Scala

Apache Spark, our big data framework of choice for this lab, is implemented in Scala, a compiled language on the JVM that supports a mix between functional and object-oriented programming. It is compatible with Java libraries. Some reasons why Spark was written in Scala are:

  1. Compiling to the JVM makes the codebase extremely portable and deploying applications as easy as sending the Java bytecode (typically packaged in a Java ARchive format, or JAR). This simplifies deploying to cloud provider big data platforms as we don't need specific knowledge of the operating system, or even the underlying architecture.

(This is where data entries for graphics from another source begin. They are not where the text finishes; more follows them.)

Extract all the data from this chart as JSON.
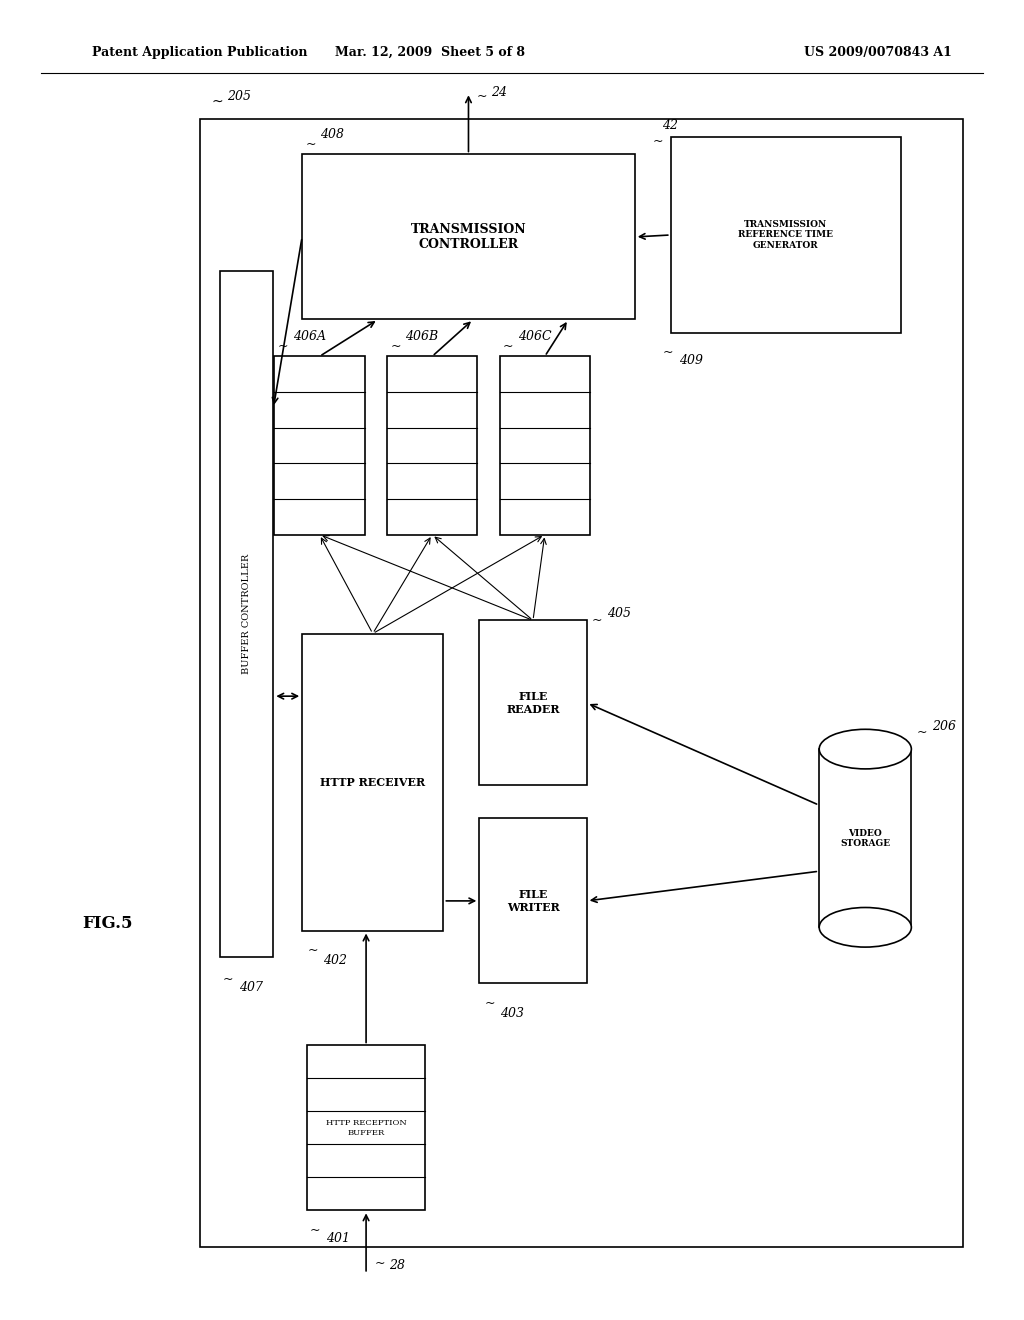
{
  "bg_color": "#ffffff",
  "header_left": "Patent Application Publication",
  "header_mid": "Mar. 12, 2009  Sheet 5 of 8",
  "header_right": "US 2009/0070843 A1",
  "fig_label": "FIG.5",
  "label_205": "205",
  "label_24": "24",
  "label_28": "28",
  "label_407": "407",
  "label_402": "402",
  "label_401": "401",
  "label_403": "403",
  "label_406A": "406A",
  "label_406B": "406B",
  "label_406C": "406C",
  "label_408": "408",
  "label_42": "42",
  "label_409": "409",
  "label_405": "405",
  "label_206": "206",
  "text_buffer_controller": "BUFFER CONTROLLER",
  "text_http_receiver": "HTTP RECEIVER",
  "text_transmission_controller": "TRANSMISSION\nCONTROLLER",
  "text_transmission_ref_gen": "TRANSMISSION\nREFERENCE TIME\nGENERATOR",
  "text_file_reader": "FILE\nREADER",
  "text_file_writer": "FILE\nWRITER",
  "text_video_storage": "VIDEO\nSTORAGE",
  "text_http_reception_buffer": "HTTP RECEPTION\nBUFFER",
  "font_size_label": 9,
  "font_size_box": 8,
  "font_size_header": 9,
  "font_size_fig": 11
}
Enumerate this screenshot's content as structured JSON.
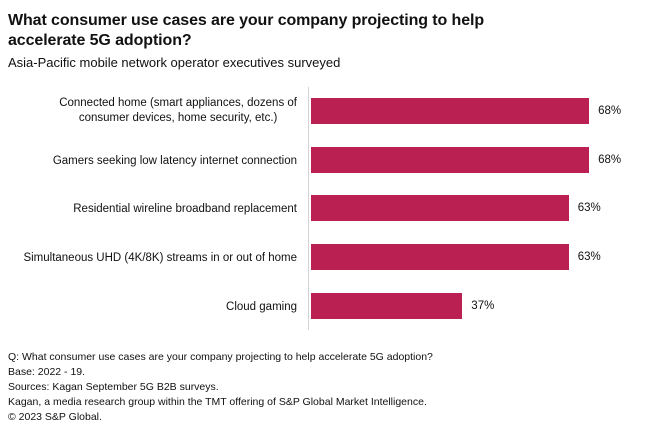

  2. Compared to Java, Scala has some advantages in supporting more complex types, type inference, and anonymous functions (Since Java 8, Java also supports anonymous functions, or lambda expression, but this version wasn't released at the time of Spark's initial release.). Matei Zaharia, Apache Spark's original author, has said the following about why Spark was implemented in Scala in a Reddit AMA:

    At the time we started, I really wanted a PL that supports a language-integrated interface (where people write functions inline, etc), because I thought that was the way people would want to program these applications after seeing research systems that had it (specifically Microsoft's DryadLINQ). However, I also wanted to be on the JVM in order to easily interact with the Hadoop filesystem and data formats for that. Scala was the only somewhat popular JVM language then that offered this kind of functional syntax and was also statically typed (letting us have some control over performance), so we chose that. Today there might be an argument to make the first version of the API in Java with Java 8, but we also benefitted from other aspects of Scala in Spark, like type inference, pattern matching, actor libraries, etc.

Apache Spark provides interfaces to Scala, R, Java and Python, but we will be using Scala to program in this lab. An introduction to Scala can be found on the Scala language site. You can have a brief look at it, but you can also pick up topics as you go through the lab.